The entire area is a continuation of the Yucatan Platform, underlain by limestones and marls deposited from the Cretaceous to the early Pleistocene. Alluvial sands have been deposited over the limestones over extensive areas during the Pleistocene. The principal topographical features are a series of escarpments aligned southwest-northeast, which also guide the drainage of the Rio Bravo, Booth's River and New River systems. The "Bravo Hills" land system on the western part of the site is relatively elevated with rolling, often rugged, relief and no permanent surface drainage. The Rio Bravo escarpment, with cast-facing slopes rising up by 525ft above sea level, is the most marked topographical feature. The eastern part of the site lies in the "Northern Coastal Plain' land system. This is an area of subdued relief rarely rising above 130ft elevation, with permanent surface drainage and extensive wetlands. The New River Lagoon is the largest inland water body in the country. 6 sod suites have been identified, subdivided into 17 subsuites. These range in qualities from fertile to very infertile and from waterlogged to seasonal droughtiness. The area is subject to a 3-month dry season between February and April and a 2-peaked wet season with highest rainfall in June and October There are wide variations from this basic pattern between years. Annual rainfall is approximately 61-63 inches per year. The coolest period is from November to January, with an average temperature range from 21-26.5C; the warmest period is April- May when average maximum temperatures rise to 31.5C. Extreme recorded temperatures range from 9C to 38C. Coldest conditions occur during the northern winter when cold airflows associated with anticyclonic weather systems cross the country. They are characterized by storms, rain, and cool, dank, overcast weather. Although only persisting for a few days, several "northers" may be expected in any year. The area is also subject to occasional tropical storms and hurricanes. Although only one hurricane is known. to have passed directly over the site over the past century virtually all larger trees show evidence of repeated storm damage. Overall elevation of the site ranges from 13-790ft.
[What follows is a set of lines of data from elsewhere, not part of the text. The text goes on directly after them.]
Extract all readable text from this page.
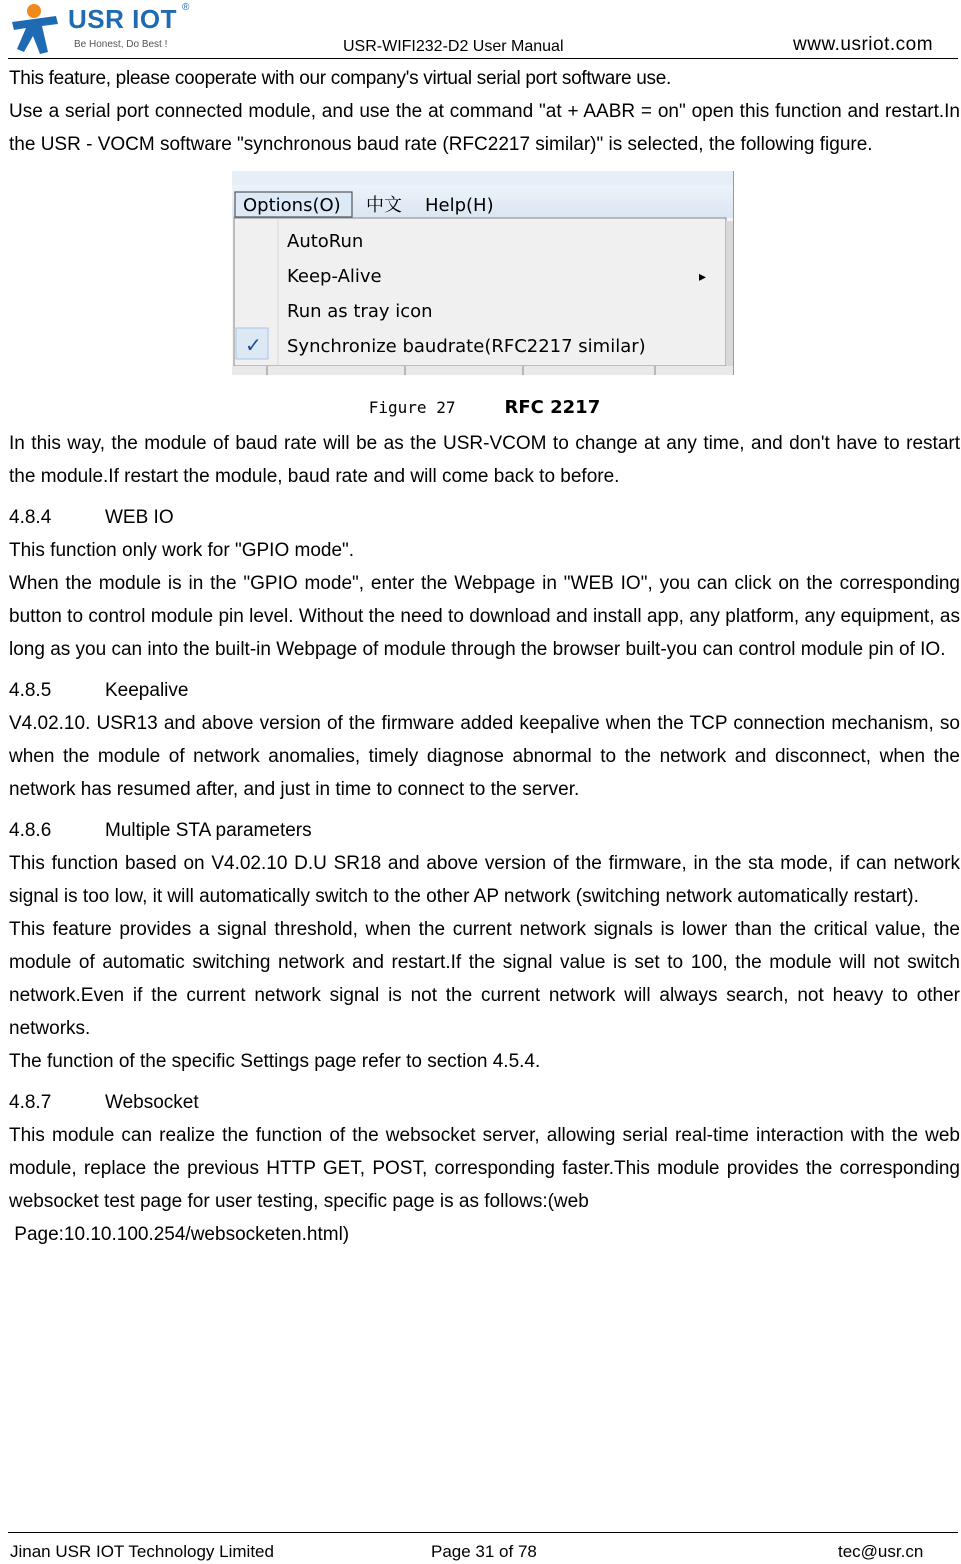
USR IOT ®
Be Honest, Do Best !	USR-WIFI232-D2 User Manual	www.usriot.com

This feature, please cooperate with our company's virtual serial port software use.

Use a serial port connected module, and use the at command "at + AABR = on" open this function and restart.In the USR - VOCM software "synchronous baud rate (RFC2217 similar)" is selected, the following figure.

Options(O) 中文 Help(H)
AutoRun
Keep-Alive	▸
Run as tray icon
✓ Synchronize baudrate(RFC2217 similar)
Figure 27	RFC 2217

In this way, the module of baud rate will be as the USR-VCOM to change at any time, and don't have to restart the module.If restart the module, baud rate and will come back to before.

4.8.4	WEB IO

This function only work for "GPIO mode".

When the module is in the "GPIO mode", enter the Webpage in "WEB IO", you can click on the corresponding button to control module pin level. Without the need to download and install app, any platform, any equipment, as long as you can into the built-in Webpage of module through the browser built-you can control module pin of IO.

4.8.5	Keepalive

V4.02.10. USR13 and above version of the firmware added keepalive when the TCP connection mechanism, so when the module of network anomalies, timely diagnose abnormal to the network and disconnect, when the network has resumed after, and just in time to connect to the server.

4.8.6	Multiple STA parameters

This function based on V4.02.10 D.U SR18 and above version of the firmware, in the sta mode, if can network signal is too low, it will automatically switch to the other AP network (switching network automatically restart).

This feature provides a signal threshold, when the current network signals is lower than the critical value, the module of automatic switching network and restart.If the signal value is set to 100, the module will not switch network.Even if the current network signal is not the current network will always search, not heavy to other networks.

The function of the specific Settings page refer to section 4.5.4.

4.8.7	Websocket

This module can realize the function of the websocket server, allowing serial real-time interaction with the web module, replace the previous HTTP GET, POST, corresponding faster.This module provides the corresponding websocket test page for user testing, specific page is as follows:(web

Page:10.10.100.254/websocketen.html)

Jinan USR IOT Technology Limited	Page 31 of 78	tec@usr.cn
The La Milpa Field Station provides board and lodging for up to 30 visitors. There is also a trail system and station staff serve as guides. Visitor levels are roughly 1200 per year, of whom approximately 50% are Belizean nationals. These figures include day visitors coming to the site through the Education and Outreach Programme. Courses for foreign and local students on tropical forest ecology are also ran from the La Milpa Field Station. Visitor levels are rising and upgraded visitor and interpretation facilities are being built on the site. A similar facility is planned for the Hill Bank Field Station while upmarket tourist facilities are also under consideration. Use of "green technologies" - solar and wind power, composting toilets - are being maximized in the new visitor buildings.

The cultural heritage of the area is extraordinarily rich. Over 60 Mayan sites have so far been located, ranging from major ceremonial centres, and elite dwellings, to field and terrace systems, to industrial sites producing stone tools. House mounds are almost ubiquitous. La Milpa, on the western part of the site, is considered the third largest ceremonial centre in Belize while Dos Hombres, an elite "palace", approaches La Milpa in extent. Most of the visible architecture dates from the Late Classic (8th - 9th century AD), when it is believed that all available resources were exploited to the maximum, but the archaeological record extends from pre-ceramic to the European contact period. During the 19th and 20th century the area formed the principal mahogany forest of the Belize Estate and Produce Company, an important influence on the economic and social development of British Honduras/Belize, and many relics remain. Colonial land use has not yet been examined in detail but the physical evidence, when taken with the documentary record, promises to give valuable insights into the period.